In the last ten years, I raised a remarkable child. I worked hard to lay a good foundation, and I work still, even as my son assumes control of his own life. I always thought raising a good human being was a gift to the future, as important as any contribution. I’m glad I took the time I needed to do it right.

In those years I also wrote and published a variety of short fiction, creative nonfiction, reviews, and multimedia work. I discovered a vibrant and supportive online community and took on volunteer editorial positions. I wrote what became my novel Not On Fire, Only Dying. I scribbled sentences even as the school bus rounded the corner. I remained grateful for this gift, this privilege of time. I worked all day, and then my son came home from school and I worked some more. Like every mom does.

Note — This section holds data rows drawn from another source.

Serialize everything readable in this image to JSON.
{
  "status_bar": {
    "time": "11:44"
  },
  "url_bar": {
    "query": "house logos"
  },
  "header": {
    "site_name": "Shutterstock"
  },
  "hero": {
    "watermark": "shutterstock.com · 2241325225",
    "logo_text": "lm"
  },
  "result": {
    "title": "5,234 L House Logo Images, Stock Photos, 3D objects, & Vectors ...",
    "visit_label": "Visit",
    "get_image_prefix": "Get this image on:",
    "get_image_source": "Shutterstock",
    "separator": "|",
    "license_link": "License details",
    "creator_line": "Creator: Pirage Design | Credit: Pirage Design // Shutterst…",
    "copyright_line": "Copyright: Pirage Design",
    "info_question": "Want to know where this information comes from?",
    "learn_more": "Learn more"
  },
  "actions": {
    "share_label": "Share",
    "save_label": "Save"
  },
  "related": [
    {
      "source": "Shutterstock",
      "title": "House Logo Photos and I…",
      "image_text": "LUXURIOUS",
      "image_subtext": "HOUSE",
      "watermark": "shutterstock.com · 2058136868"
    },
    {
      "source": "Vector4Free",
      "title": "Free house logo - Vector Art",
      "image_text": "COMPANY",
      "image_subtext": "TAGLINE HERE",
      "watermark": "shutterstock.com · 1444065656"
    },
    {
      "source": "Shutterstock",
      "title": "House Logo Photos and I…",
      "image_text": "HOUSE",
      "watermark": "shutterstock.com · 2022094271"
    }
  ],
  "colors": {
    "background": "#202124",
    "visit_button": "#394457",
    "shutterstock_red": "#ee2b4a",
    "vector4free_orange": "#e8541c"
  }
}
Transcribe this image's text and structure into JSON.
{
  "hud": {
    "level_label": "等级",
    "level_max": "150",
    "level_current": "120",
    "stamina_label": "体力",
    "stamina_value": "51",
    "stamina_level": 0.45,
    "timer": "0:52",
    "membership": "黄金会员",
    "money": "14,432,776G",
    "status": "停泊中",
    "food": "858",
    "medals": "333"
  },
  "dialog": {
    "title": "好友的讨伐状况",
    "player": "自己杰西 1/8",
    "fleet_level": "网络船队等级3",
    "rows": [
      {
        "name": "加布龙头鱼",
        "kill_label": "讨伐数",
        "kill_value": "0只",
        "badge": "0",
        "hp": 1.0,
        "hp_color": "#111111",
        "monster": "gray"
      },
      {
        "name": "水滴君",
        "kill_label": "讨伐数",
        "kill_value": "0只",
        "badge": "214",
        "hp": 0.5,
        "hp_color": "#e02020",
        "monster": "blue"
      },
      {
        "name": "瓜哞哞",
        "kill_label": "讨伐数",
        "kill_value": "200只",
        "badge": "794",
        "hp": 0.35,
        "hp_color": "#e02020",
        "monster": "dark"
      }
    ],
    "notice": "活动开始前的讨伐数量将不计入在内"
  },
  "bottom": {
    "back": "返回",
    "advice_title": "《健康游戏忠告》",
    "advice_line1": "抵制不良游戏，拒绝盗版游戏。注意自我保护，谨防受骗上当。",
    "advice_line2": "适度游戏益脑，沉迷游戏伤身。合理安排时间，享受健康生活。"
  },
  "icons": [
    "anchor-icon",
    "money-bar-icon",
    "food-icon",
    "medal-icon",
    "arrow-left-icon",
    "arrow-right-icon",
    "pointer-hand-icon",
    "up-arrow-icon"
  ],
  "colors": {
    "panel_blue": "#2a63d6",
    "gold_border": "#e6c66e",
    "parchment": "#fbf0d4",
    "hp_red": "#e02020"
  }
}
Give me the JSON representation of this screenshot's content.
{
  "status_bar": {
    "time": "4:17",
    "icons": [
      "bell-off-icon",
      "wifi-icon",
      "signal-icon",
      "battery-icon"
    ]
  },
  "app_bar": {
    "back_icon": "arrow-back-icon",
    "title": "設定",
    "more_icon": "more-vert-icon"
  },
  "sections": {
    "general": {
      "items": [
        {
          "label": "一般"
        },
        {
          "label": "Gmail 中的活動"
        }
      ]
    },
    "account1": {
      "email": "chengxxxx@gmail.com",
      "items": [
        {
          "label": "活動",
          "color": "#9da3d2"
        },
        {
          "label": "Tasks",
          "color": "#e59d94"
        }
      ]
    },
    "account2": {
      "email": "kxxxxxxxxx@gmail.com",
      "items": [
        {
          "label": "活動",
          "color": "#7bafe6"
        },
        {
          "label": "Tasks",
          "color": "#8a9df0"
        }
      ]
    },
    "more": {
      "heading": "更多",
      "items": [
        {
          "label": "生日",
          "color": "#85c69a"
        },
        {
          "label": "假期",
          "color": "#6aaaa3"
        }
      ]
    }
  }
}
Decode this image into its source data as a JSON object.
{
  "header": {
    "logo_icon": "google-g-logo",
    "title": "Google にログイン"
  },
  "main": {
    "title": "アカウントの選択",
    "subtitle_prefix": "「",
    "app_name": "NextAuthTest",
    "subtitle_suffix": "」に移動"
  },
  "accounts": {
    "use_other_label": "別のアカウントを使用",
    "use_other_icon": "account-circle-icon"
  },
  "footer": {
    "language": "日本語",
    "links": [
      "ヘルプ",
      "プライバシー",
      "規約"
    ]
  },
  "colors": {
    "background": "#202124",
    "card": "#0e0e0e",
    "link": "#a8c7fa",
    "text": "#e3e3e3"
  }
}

What do I do? I’m a writer. Only now, at 47, my son halfway through high school, and my debut novel forthcoming, do I feel entitled to claim that. Although I always knew it. In my gut, ears, eyes. My voice might lower when I say it, but I’m not apologizing. I’m not uncomfortable.

I’m trying not to be uncomfortable. That’s also what I do. Just ask.

 

2 thoughts on ““What do you do?” On working, not working, and the power of one question.”

  1. I struggle with this too. I’ve been a freelance writer and editor and newsletter designer since my oldest son was born. When asked, I say, “I’m a freelance writer.” Then the inquirer asks what I write, and I try to sum it up. I have shifted from a corporate assignment to work for non-profits and filled in with journalism gigs–and now, after spending a few years on a fiction MFA, the market has changed with the rise of the Internet and I’m having to find my feet again as far as work for pay. My heart is in the creative work. It’s great to work with you as an editor at Necessary Fiction, and I’m excited about your novel!

  2. Thank you for sharing this – I can relate to “finding my feet again” as everything shifts, again. Maybe it is always shifting and we define ourselves as we go. I enjoy working with you too and really appreciate the support!